#3058. 「HNOI2019」白兔之舞(单位根反演)
题目描述
单位根反演
因为ω太难写了所以用w代替
有\([n|k]=\frac{1}{n}\sum_{i=0}^{n-1} w_n^{ik}\)
证明:
当n|k时显然是1,否则\(\frac{w_n^{nk}-1}{w^n-1}=0\)
题解
一开始想矩乘存多项式然后快速幂循环卷积,然后多乘了一个log直接炸飞
先暴力找p-1的原根,然后即可求出k次单位根w,A是读入的矩阵
\(ans_t=\sum_{i=0}^L [k|(i-t)]A_{x,y}^i \binom{L}{i}\)
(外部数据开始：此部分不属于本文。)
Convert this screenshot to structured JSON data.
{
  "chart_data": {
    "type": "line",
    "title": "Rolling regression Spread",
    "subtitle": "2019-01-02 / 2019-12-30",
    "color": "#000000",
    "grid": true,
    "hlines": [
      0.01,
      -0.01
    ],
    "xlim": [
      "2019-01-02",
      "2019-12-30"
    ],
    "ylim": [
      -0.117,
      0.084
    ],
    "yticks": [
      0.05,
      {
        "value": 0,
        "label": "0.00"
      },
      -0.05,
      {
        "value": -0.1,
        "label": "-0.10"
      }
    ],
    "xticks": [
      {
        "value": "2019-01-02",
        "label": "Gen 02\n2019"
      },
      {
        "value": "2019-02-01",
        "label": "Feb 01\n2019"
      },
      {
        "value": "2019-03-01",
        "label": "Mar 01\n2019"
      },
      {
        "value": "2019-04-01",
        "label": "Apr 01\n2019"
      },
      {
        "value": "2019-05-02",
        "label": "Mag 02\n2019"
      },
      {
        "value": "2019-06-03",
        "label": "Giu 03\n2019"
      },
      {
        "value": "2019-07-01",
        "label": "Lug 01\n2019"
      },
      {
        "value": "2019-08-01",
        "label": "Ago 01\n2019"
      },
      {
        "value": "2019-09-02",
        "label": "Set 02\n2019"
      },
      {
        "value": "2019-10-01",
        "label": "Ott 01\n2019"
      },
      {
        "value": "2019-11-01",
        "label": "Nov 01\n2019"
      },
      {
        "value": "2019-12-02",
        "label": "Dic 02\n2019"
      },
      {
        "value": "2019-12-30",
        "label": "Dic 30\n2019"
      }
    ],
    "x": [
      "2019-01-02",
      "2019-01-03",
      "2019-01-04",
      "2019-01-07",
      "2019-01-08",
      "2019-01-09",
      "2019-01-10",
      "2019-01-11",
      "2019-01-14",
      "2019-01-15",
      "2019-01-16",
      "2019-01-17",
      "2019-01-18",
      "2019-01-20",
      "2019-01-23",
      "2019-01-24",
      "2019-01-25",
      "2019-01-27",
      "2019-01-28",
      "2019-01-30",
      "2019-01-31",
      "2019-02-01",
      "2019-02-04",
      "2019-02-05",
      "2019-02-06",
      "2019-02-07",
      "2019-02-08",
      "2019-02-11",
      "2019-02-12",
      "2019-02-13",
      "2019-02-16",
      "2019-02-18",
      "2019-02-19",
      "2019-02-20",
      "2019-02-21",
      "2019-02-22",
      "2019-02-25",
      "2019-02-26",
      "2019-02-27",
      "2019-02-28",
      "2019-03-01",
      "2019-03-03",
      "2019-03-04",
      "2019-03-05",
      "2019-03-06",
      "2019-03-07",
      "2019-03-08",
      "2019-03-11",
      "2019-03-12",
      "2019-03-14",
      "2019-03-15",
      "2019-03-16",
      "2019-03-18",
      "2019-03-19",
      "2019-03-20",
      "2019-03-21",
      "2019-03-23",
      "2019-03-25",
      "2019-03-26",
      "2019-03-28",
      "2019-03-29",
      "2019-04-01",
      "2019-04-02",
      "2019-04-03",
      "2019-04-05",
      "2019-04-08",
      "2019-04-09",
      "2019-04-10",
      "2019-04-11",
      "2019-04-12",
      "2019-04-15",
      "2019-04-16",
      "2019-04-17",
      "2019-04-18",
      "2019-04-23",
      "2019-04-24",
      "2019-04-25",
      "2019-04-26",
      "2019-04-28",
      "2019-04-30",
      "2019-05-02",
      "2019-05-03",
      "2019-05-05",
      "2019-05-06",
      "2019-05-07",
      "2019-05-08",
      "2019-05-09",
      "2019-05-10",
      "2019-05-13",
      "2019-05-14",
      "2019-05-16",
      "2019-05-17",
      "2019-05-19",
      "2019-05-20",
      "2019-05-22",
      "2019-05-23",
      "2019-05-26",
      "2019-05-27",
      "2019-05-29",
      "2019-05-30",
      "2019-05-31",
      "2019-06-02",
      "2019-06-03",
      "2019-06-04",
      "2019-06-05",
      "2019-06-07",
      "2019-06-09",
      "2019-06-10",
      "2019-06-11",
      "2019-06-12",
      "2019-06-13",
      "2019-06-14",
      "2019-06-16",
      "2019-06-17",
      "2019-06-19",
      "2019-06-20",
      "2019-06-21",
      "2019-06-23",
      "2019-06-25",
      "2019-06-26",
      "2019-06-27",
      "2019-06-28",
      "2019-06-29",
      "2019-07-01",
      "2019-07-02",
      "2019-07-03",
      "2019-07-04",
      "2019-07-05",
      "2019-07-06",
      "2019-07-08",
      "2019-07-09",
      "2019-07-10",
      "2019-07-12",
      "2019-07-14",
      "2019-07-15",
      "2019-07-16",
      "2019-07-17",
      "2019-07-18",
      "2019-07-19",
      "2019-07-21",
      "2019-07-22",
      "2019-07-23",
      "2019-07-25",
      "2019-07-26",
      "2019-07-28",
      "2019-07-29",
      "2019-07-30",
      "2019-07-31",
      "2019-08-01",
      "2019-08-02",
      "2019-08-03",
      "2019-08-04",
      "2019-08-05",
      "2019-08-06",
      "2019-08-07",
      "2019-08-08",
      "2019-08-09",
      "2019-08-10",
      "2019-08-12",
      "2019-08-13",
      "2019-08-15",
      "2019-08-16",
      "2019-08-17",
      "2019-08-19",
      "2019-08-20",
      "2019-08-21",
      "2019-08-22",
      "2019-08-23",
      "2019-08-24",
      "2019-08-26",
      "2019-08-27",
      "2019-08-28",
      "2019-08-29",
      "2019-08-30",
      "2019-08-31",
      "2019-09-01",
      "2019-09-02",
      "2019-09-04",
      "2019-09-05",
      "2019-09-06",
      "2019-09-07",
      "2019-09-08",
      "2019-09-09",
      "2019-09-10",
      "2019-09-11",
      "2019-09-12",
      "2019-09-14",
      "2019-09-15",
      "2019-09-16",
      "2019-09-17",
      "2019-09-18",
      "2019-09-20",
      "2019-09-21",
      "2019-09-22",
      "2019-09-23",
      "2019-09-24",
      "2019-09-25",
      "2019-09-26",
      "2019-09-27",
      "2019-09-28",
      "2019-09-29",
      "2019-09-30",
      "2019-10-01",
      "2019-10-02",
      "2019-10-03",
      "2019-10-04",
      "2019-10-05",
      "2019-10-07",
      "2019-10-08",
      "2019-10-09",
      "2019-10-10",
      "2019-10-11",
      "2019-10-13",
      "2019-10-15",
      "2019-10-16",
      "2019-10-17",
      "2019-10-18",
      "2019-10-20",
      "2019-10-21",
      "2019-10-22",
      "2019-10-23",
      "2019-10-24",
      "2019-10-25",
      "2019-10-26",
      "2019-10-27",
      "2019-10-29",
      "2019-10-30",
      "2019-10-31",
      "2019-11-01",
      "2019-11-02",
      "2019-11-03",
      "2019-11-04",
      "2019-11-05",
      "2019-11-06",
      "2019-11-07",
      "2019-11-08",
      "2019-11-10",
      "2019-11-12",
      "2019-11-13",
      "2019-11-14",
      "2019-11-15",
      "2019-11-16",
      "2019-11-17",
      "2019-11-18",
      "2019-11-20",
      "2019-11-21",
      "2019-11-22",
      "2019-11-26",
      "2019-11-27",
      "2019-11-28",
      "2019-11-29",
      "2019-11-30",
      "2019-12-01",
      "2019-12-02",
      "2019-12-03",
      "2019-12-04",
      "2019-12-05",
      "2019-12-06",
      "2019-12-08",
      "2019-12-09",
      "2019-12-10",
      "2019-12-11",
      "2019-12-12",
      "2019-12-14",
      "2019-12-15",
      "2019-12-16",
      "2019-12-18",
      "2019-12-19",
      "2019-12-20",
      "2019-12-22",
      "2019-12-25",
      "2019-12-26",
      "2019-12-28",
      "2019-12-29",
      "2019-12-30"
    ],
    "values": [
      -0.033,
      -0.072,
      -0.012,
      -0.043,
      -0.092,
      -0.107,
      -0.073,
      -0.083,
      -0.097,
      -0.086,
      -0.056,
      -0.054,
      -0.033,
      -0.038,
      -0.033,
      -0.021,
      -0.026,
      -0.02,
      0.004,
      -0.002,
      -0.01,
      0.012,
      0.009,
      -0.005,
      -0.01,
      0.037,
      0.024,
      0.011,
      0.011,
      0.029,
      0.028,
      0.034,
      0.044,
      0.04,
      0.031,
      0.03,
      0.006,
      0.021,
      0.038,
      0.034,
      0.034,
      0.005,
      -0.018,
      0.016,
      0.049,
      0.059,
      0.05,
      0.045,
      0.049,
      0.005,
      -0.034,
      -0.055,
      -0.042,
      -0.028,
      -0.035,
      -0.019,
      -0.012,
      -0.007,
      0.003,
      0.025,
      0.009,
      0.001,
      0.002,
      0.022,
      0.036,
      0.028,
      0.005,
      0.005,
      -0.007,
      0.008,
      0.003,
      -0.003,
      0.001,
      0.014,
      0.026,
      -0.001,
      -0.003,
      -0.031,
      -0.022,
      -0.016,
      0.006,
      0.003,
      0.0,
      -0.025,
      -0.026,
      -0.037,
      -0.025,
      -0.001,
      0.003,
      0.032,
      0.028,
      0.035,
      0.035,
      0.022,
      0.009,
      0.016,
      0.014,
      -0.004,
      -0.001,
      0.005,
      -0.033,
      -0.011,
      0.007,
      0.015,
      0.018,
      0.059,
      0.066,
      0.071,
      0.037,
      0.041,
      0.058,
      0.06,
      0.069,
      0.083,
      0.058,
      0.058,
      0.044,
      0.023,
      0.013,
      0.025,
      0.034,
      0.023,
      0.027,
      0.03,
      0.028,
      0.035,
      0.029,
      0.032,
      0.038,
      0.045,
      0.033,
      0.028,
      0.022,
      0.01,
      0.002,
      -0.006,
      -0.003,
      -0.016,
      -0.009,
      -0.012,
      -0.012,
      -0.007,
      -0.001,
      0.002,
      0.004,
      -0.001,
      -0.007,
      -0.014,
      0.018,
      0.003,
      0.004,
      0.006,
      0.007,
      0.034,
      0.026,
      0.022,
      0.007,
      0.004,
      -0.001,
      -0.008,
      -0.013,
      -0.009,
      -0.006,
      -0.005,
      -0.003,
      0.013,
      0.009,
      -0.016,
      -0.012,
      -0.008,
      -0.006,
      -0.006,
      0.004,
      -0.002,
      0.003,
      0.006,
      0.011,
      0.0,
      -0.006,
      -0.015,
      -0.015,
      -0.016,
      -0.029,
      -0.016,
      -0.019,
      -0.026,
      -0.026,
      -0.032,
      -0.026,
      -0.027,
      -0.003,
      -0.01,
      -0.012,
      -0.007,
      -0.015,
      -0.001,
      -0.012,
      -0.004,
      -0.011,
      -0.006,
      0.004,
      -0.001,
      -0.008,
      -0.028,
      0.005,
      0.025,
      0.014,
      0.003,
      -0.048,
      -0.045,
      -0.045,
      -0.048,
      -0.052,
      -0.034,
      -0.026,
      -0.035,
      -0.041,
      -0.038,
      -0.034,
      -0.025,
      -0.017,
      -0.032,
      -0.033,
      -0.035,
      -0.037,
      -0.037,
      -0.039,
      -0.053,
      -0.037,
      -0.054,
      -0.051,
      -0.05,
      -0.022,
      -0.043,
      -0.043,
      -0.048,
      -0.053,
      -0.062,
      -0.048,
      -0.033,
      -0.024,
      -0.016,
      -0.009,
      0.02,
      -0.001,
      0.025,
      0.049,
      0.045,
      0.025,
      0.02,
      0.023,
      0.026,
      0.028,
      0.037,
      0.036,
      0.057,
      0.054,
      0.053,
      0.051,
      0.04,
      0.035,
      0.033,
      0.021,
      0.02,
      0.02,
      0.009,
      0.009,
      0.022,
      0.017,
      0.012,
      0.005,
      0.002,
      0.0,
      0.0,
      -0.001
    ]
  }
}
\(=\frac{1}{k}\sum_{i=0}^L \sum_{j=0}^{k-1}w^{j(i-t)} A_{x,y}^i \binom{L}{i}\)
\(=\frac{1}{k}\sum_{j=0}^{k-1}w^{-jt} \sum_{i=0}^L w^{ij} A_{x,y}^i \binom{L}{i}\)
\(=\frac{1}{k}\sum_{j=0}^{k-1}w^{-jt} (w^jA+1)^L_{x,y}\)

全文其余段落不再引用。